Something in the Air [exploration]

The Studio 1 Experiment
Sounds: electric guitar, guitar amp, fan
Compositional Effects: drone, emergence, mask
Electroacoustic Effects: larsen/feedback, expansion











The Living Room Experiment
Sounds: electric guitar, guitar amp, fan
Compositional Effects: drone, emergence, mask
Electroacoustic Effects: larsen/feedback, expansion


The Studio 2 Experiment
Sounds: laptop, supercollider
Compositional Effects: emergence, mask
Electroacoustic Effects: larsen/feedback, expansion
Semantic Effects: imitation, repetition, suspension



Project Summary:

Together, the three lockdown projects revealed a layered understanding of listening as a situated, responsive, and creative method.

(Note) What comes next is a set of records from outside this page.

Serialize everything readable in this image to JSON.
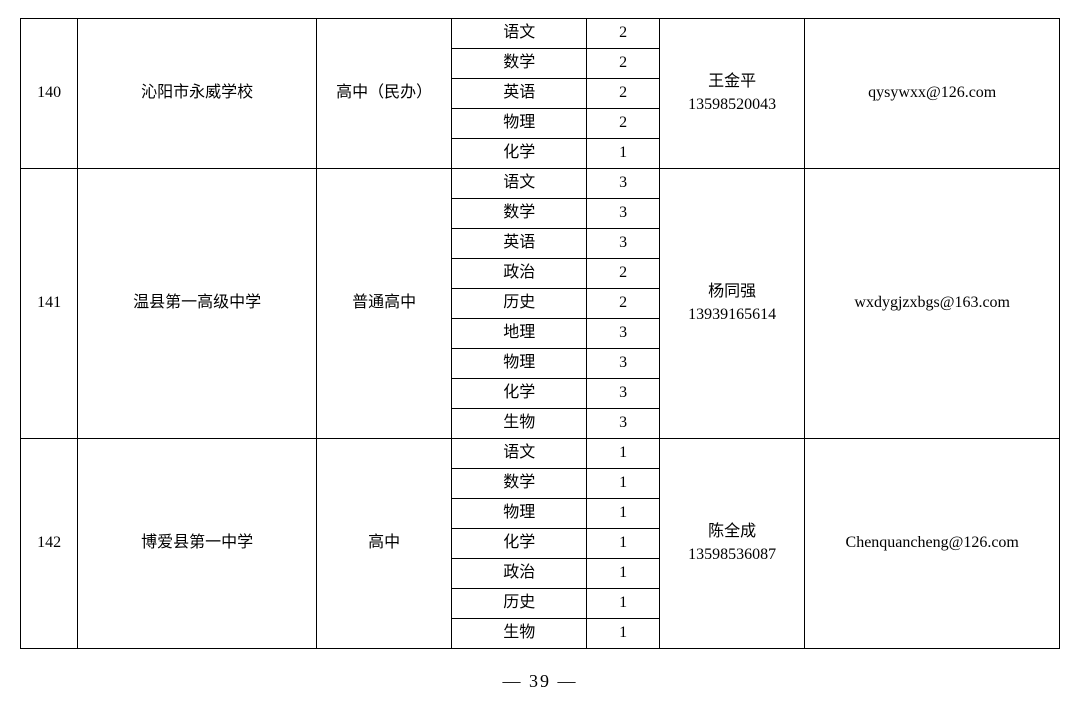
{
  "page_number": "— 39 —",
  "groups": [
    {
      "seq": "140",
      "school": "沁阳市永威学校",
      "type": "高中（民办）",
      "contact_name": "王金平",
      "contact_phone": "13598520043",
      "email": "qysywxx@126.com",
      "rows": [
        {
          "subject": "语文",
          "count": "2"
        },
        {
          "subject": "数学",
          "count": "2"
        },
        {
          "subject": "英语",
          "count": "2"
        },
        {
          "subject": "物理",
          "count": "2"
        },
        {
          "subject": "化学",
          "count": "1"
        }
      ]
    },
    {
      "seq": "141",
      "school": "温县第一高级中学",
      "type": "普通高中",
      "contact_name": "杨同强",
      "contact_phone": "13939165614",
      "email": "wxdygjzxbgs@163.com",
      "rows": [
        {
          "subject": "语文",
          "count": "3"
        },
        {
          "subject": "数学",
          "count": "3"
        },
        {
          "subject": "英语",
          "count": "3"
        },
        {
          "subject": "政治",
          "count": "2"
        },
        {
          "subject": "历史",
          "count": "2"
        },
        {
          "subject": "地理",
          "count": "3"
        },
        {
          "subject": "物理",
          "count": "3"
        },
        {
          "subject": "化学",
          "count": "3"
        },
        {
          "subject": "生物",
          "count": "3"
        }
      ]
    },
    {
      "seq": "142",
      "school": "博爱县第一中学",
      "type": "高中",
      "contact_name": "陈全成",
      "contact_phone": "13598536087",
      "email": "Chenquancheng@126.com",
      "rows": [
        {
          "subject": "语文",
          "count": "1"
        },
        {
          "subject": "数学",
          "count": "1"
        },
        {
          "subject": "物理",
          "count": "1"
        },
        {
          "subject": "化学",
          "count": "1"
        },
        {
          "subject": "政治",
          "count": "1"
        },
        {
          "subject": "历史",
          "count": "1"
        },
        {
          "subject": "生物",
          "count": "1"
        }
      ]
    }
  ]
}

Lockdown Project #1 deepened my engagement with the sonic blur between interior and exterior environments through attuned listening to the building's soundscape.

Lockdown Project #2 extended this by reconstructing absent urban noise through memory and imagination, using audio programming to reanimate the silenced city from within.

Lockdown Project #3 explored the physical influence of environmental conditions—like temperature and humidity—on sound production, expanding the concept of atmosphere as both a sonic and material force.

Collectively, these projects redefined noise and soundscape as fluid, relational, and shaped by lived spatial and temporal conditions.